THIS WEEK IN HISTORY

January 2

 

533: Mercurius becomes Pope John II, the first pope to adopt a new name upon ascending to the papacy.

1789: Georgia ratified the U.S. Constitution.

1900: The United States began trading with China.

1974: President Richard Nixon signed a bill lowering the maximum U.S. speed limit to 55 mph to conserve gasoline during an OPEC embargo.

1998: During a live show, Brazilian radio presenter Antario Teodoro Filho and a local politician were shot dead by a gunman who burst into the studio. Filho was hit by 10 bullets from two revolvers.

 

January 3

1496: Leonardo da Vinci unsuccessfully tested a flying machine.

1957: The Hamilton Watch Co. introduced the first electric wristwatch.

1959: Alaska became the 49th U.S. state.

1961: A steam explosion and core meltdown at the SL-1, a government-run reactor near Idaho Falls, Idaho, killed three workers.

1962: Pope John XXIII excommunicated Cuban dictator Fidel Castro.

1983: Hawaii’s Kilauea volcano began erupting continuously and has not stopped to date.

2000: The last original daily Peanuts comic strip was published.

 

January 4

1903: Topsy the circus elephant was electrocuted by Thomas Edison because the animal had become unpredictable and was considered a threat to humans.

1998: A massive ice storm hit eastern Canada and the northeastern United States. It continued through Jan. 10 and caused widespread destruction.

1999: Former professional wrestler Jesse Ventura was sworn in as governor of Minnesota. Iron Eyes Cody, a U.S. actor who portrayed Native Americans in movies and TV from the 1930s to the 1970s, died in Hollywood at age 94. (Three years earlier, The New Orleans Times-Picayune had reported that his parents were immigrants from Sicily and that he had no Native American ancestry.)

 

January 5

1889: The term “Hamburger steak” first appeared in the Walla Walla Union newspaper in Walla Walla, Wash.

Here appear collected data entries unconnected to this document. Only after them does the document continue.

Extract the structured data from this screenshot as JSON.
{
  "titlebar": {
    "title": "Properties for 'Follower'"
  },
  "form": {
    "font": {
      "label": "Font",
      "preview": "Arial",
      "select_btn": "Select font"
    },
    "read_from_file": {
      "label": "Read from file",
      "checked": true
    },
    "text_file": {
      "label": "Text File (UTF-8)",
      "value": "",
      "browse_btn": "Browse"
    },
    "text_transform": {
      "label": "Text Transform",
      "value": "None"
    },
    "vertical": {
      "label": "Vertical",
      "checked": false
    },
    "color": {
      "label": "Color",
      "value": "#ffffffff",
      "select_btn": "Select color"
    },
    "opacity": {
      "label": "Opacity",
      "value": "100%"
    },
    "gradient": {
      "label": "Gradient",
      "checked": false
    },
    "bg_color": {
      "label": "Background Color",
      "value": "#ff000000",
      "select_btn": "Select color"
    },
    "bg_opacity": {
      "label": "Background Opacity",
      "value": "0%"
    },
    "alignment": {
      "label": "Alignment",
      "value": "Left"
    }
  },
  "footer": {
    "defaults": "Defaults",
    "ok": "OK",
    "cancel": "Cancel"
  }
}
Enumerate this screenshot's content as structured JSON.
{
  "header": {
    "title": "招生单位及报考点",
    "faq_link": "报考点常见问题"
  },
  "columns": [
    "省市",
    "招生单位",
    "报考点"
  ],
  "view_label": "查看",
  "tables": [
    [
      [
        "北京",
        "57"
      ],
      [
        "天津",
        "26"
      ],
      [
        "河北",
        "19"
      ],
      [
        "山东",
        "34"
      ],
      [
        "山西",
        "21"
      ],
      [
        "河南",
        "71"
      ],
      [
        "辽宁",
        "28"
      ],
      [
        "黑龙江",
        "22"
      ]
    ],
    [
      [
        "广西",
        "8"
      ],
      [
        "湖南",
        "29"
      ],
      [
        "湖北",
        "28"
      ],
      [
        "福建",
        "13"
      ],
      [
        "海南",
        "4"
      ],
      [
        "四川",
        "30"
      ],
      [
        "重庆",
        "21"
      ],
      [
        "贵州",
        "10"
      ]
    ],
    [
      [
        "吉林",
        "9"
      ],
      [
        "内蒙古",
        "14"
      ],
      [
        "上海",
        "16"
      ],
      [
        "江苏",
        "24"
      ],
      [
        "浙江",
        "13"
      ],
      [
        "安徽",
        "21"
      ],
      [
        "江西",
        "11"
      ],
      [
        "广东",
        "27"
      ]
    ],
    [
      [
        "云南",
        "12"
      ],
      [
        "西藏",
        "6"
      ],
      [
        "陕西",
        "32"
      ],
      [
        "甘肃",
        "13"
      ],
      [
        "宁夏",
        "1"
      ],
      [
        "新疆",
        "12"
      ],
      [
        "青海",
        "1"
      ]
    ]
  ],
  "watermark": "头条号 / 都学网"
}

1914: The Ford Motor Company announced an eight-hour workday and a minimum wage of $5 for a day’s labor.

1933: John Calvin Coolidge (30th U.S. president, 1923-1929) died in Northampton, Mass, at age 60.

1940: FM radio was demonstrated to the Federal Communications Commission for the first time.

1972: President Richard Nixon ordered the development of the space shuttle program.

1974: The warmest reliably measured temperature in Antarctica, 59 degrees Fahrenheit, was recorded at Vanda Station.

1996: Opera singer Richard Versalle, 63, died onstage while performing Janacek’s The Makropulos Case at New York’s Metropolitan Opera, after delivering the line, “Too bad you can only live so long.”

 

January 6

1853: Benjamin Pierce—the 10-year-old son of President-elect Franklin A. Pierce (14th president, 1853-1857) and his wife Jane—was killed in a train wreck as the family was moving to Washington, D.C. (President-elect Pierce went alone to Washington and was inaugurated on March 3, but the inaugural ball was cancelled and national mourning was observed. President Pierce never recovered from his grief. He was totally ineffectual in office and is considered America’s most obscure president.)

1919: Theodore Roosevelt (26th U.S. president, 1901-1909) died at Oyster Bay, N.Y., at age 60.

1969: Georgia Gov. Jimmy Carter (later president, 1976-1980) and 20 other people saw an unidentified flying object that hovered for 10 minutes over Leary, Georgia. Gov. Carter filed a detailed report of the sighting with the National Investigations Committee of Aerial Phenomena.

1800: 13th President Millard Fillmore was born in Cayuga County, New York. (Died 1874.)

1982: Faced with the rising price of copper, the U.S. Mint began issuing pennies made of copper-plated zinc.

1989: Japanese Emporer Hirohito died in Tokyo at age 87.

 

January 7

1782: The first American commercial bank, the Bank of North America, opened in Philadelphia.

1927: The first transatlantic telephone service was established, between New York City and London, England.

1948: Kentucky Air National Guard pilot Thomas Mantell crashed while in pursuit of a purported UFO.

1980: U.S. President Jimmy Carter authorized legislation giving $1.5 billion in loans to bail out the Chrysler Corporation.

 

 

January 8

 

1790: George Washington delivered the first State of the Union address in New York, New York.

1815: Gen. Andrew Jackson (seventh president, 1829-1837) won the Battle of New Orleans against the British.

1835: The United States national debt was zero for the first and only time.

1889: Herman Hollerith was issued US patent #395,791 for the ‘Art of Applying Statistics,’ his punched card calculator.

1970: Actor George Ostroska dropped dead of a heart attack at the beginning of the second act while playing the lead in Macbeth in St. Paul, Minn. He was 32.

1994: Russian cosmonaut Valeri Polyakov on Soyuz TM-18 left for Mir. He stayed on the space station until March 22, 1995, for a record 437 days in space.